Le bureau du coach, attenant, est vaste Wenger a pris l’habitude d’y convier sitôt le coup de sifflet final, l'entraîneur de l’équipe visiteuse et quelques unes de ses connaissances. Une attention délicate à laquelle Lee Clark, l’ancien pro de Newcastle se montre très sensible. Son équipe de Huddersfield qui évolue deux étages au dessous d'Arsenal est passée tout près de l’exploit. Arsène en convient volontiers. Boro Primorac, le fidèle adjoint, avec sa jovialité intarissable, son accent inimitable, nous propose un café en attendant qu’Arsène se joigne à nous.
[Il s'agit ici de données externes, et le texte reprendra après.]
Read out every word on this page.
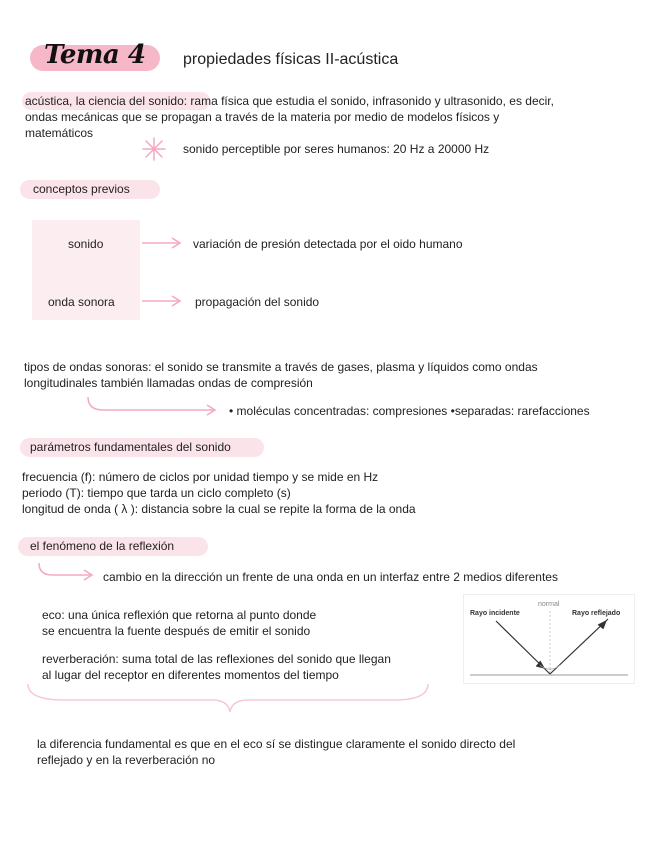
Tema 4 propiedades físicas II-acústica
acústica, la ciencia del sonido: rama física que estudia el sonido, infrasonido y ultrasonido, es decir,
ondas mecánicas que se propagan a través de la materia por medio de modelos físicos y
matemáticos
sonido perceptible por seres humanos: 20 Hz a 20000 Hz
conceptos previos
sonido	variación de presión detectada por el oido humano
onda sonora	propagación del sonido
tipos de ondas sonoras: el sonido se transmite a través de gases, plasma y líquidos como ondas
longitudinales también llamadas ondas de compresión
• moléculas concentradas: compresiones •separadas: rarefacciones
parámetros fundamentales del sonido
frecuencia (f): número de ciclos por unidad tiempo y se mide en Hz
periodo (T): tiempo que tarda un ciclo completo (s)
longitud de onda ( λ ): distancia sobre la cual se repite la forma de la onda
el fenómeno de la reflexión
cambio en la dirección un frente de una onda en un interfaz entre 2 medios diferentes
eco: una única reflexión que retorna al punto donde
se encuentra la fuente después de emitir el sonido
reverberación: suma total de las reflexiones del sonido que llegan
al lugar del receptor en diferentes momentos del tiempo
normal
Rayo incidente	Rayo reflejado
la diferencia fundamental es que en el eco sí se distingue claramente el sonido directo del
reflejado y en la reverberación no
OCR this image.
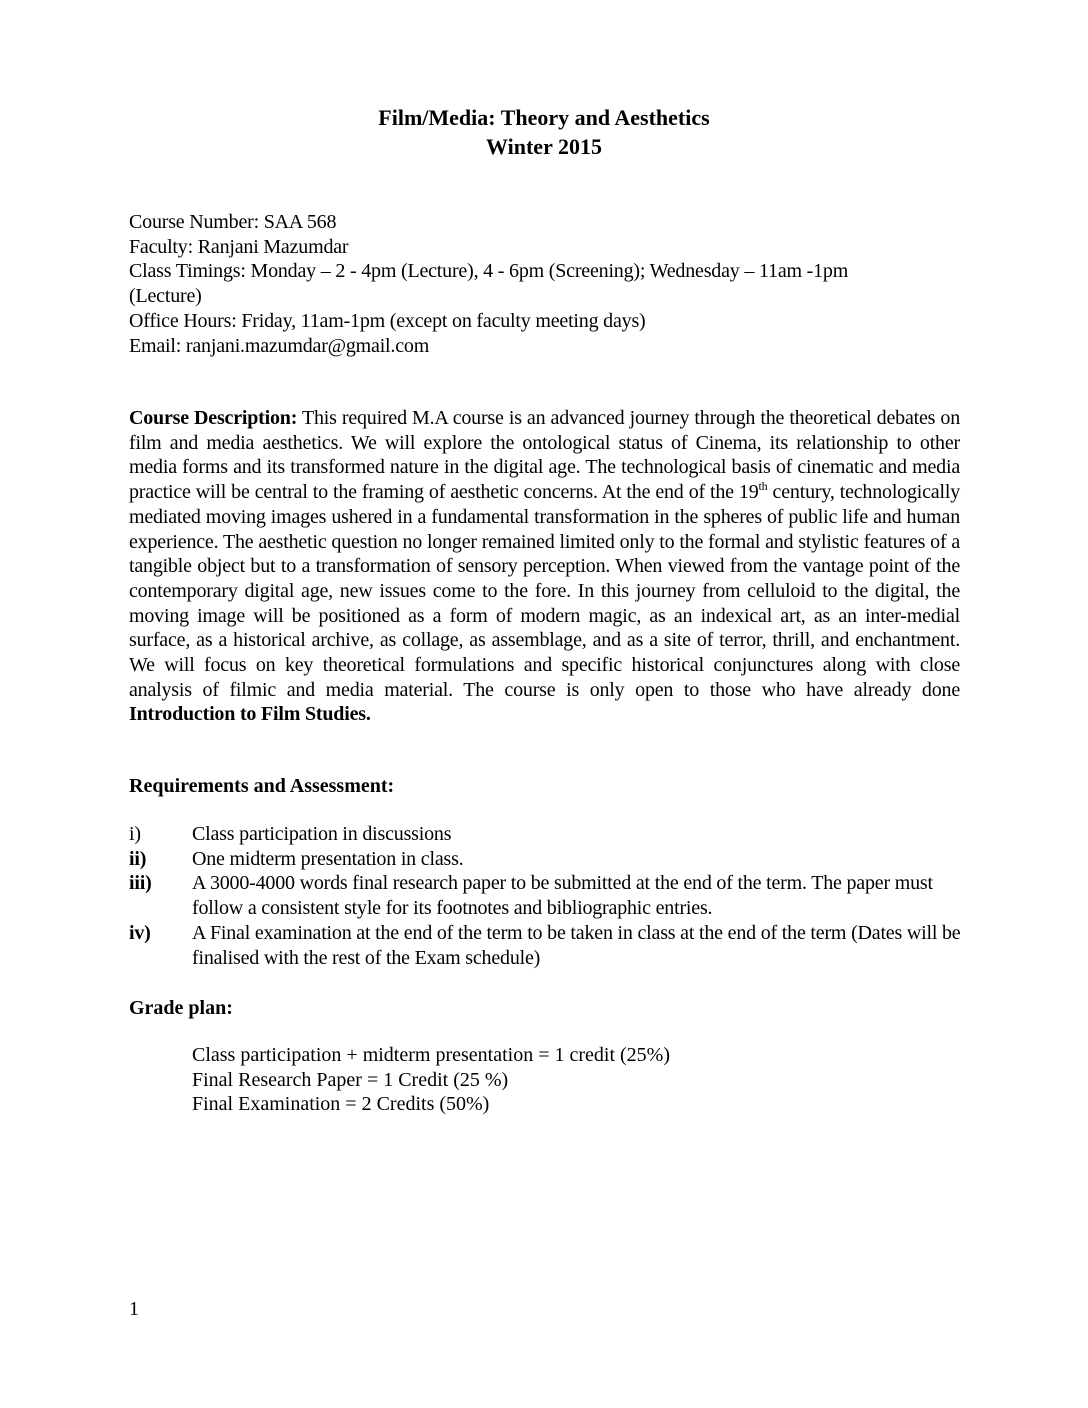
Film/Media: Theory and Aesthetics
Winter 2015
Course Number: SAA 568
Faculty: Ranjani Mazumdar
Class Timings: Monday – 2 - 4pm (Lecture), 4 - 6pm (Screening); Wednesday – 11am -1pm
(Lecture)
Office Hours: Friday, 11am-1pm (except on faculty meeting days)
Email: ranjani.mazumdar@gmail.com
Course Description: This required M.A course is an advanced journey through the theoretical debates on film and media aesthetics. We will explore the ontological status of Cinema, its relationship to other media forms and its transformed nature in the digital age. The technological basis of cinematic and media practice will be central to the framing of aesthetic concerns. At the end of the 19th century, technologically mediated moving images ushered in a fundamental transformation in the spheres of public life and human experience. The aesthetic question no longer remained limited only to the formal and stylistic features of a tangible object but to a transformation of sensory perception. When viewed from the vantage point of the contemporary digital age, new issues come to the fore. In this journey from celluloid to the digital, the moving image will be positioned as a form of modern magic, as an indexical art, as an inter-medial surface, as a historical archive, as collage, as assemblage, and as a site of terror, thrill, and enchantment. We will focus on key theoretical formulations and specific historical conjunctures along with close analysis of filmic and media material. The course is only open to those who have already done Introduction to Film Studies.
Requirements and Assessment:
i)	Class participation in discussions
ii)	One midterm presentation in class.
iii)	A 3000-4000 words final research paper to be submitted at the end of the term. The paper must follow a consistent style for its footnotes and bibliographic entries.
iv)	A Final examination at the end of the term to be taken in class at the end of the term (Dates will be finalised with the rest of the Exam schedule)
Grade plan:
Class participation + midterm presentation = 1 credit (25%)
Final Research Paper = 1 Credit (25 %)
Final Examination = 2 Credits (50%)
1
Boro est toujours un enfant émerveillé, un fan du tour de France, de William Leymergie. Arsène échange quelques banalités avec ses invités, surveillant du coin de l’œil le champ de patate de Nottingham sur lequel les milliardaires de Manchester City s’engluent. Quand il nous rejoint enfin, tout devient soudain plus lumineux.
« La Cup c’est toujours la même histoire. David contre Goliath. Presque impossible ici de faire l’impasse et pourtant j’ai mis sur le terrain l’équipe réserve plus Nasri mais cela n’a pas suffi pour perdre ! » Arsène plaisante bien sûr mais la blessure de Samir Nasri le contrarie. Arsenal joue simultanément sur 4 tableaux et l’effectif s’amenuise. Ligue des champions, championnat, coupe de la ligue et FA Cup. « Enfin 3 tableaux et demi ! » Corrige t-il malicieux. » Parce que honnêtement contre Barcelone c’est du 20-80 ! »
A côté Fabregas, dans le vestiaire, est sans doute rhabillé peut être est-il déjà rentré chez lui ? Voilà le genre de remarque que le meneur de jeu espagnol ne supporterait pas. Sur Cses, Arsène est intarissable. « C’est un garçon hors norme, un éternel insatisfait. Lorsque je l’ai vu pour la première fois, il avait 16 ans à peine et évoluait dans les équipes de jeunes de Barcelone au côté de Messi et de Piqué. Sa mère s’arrachait les cheveux. Elle ne comprenait pas que bien que gagnant à chaque fois par au moins 5 buts d’écart, son gamin était toujours aussi renfrogné. » « J’ai été nul maman ! » Se bornait-il à lui répondre avant de ressortir dans la rue pour taper dans la balle jusqu’à la tombée de la nuit.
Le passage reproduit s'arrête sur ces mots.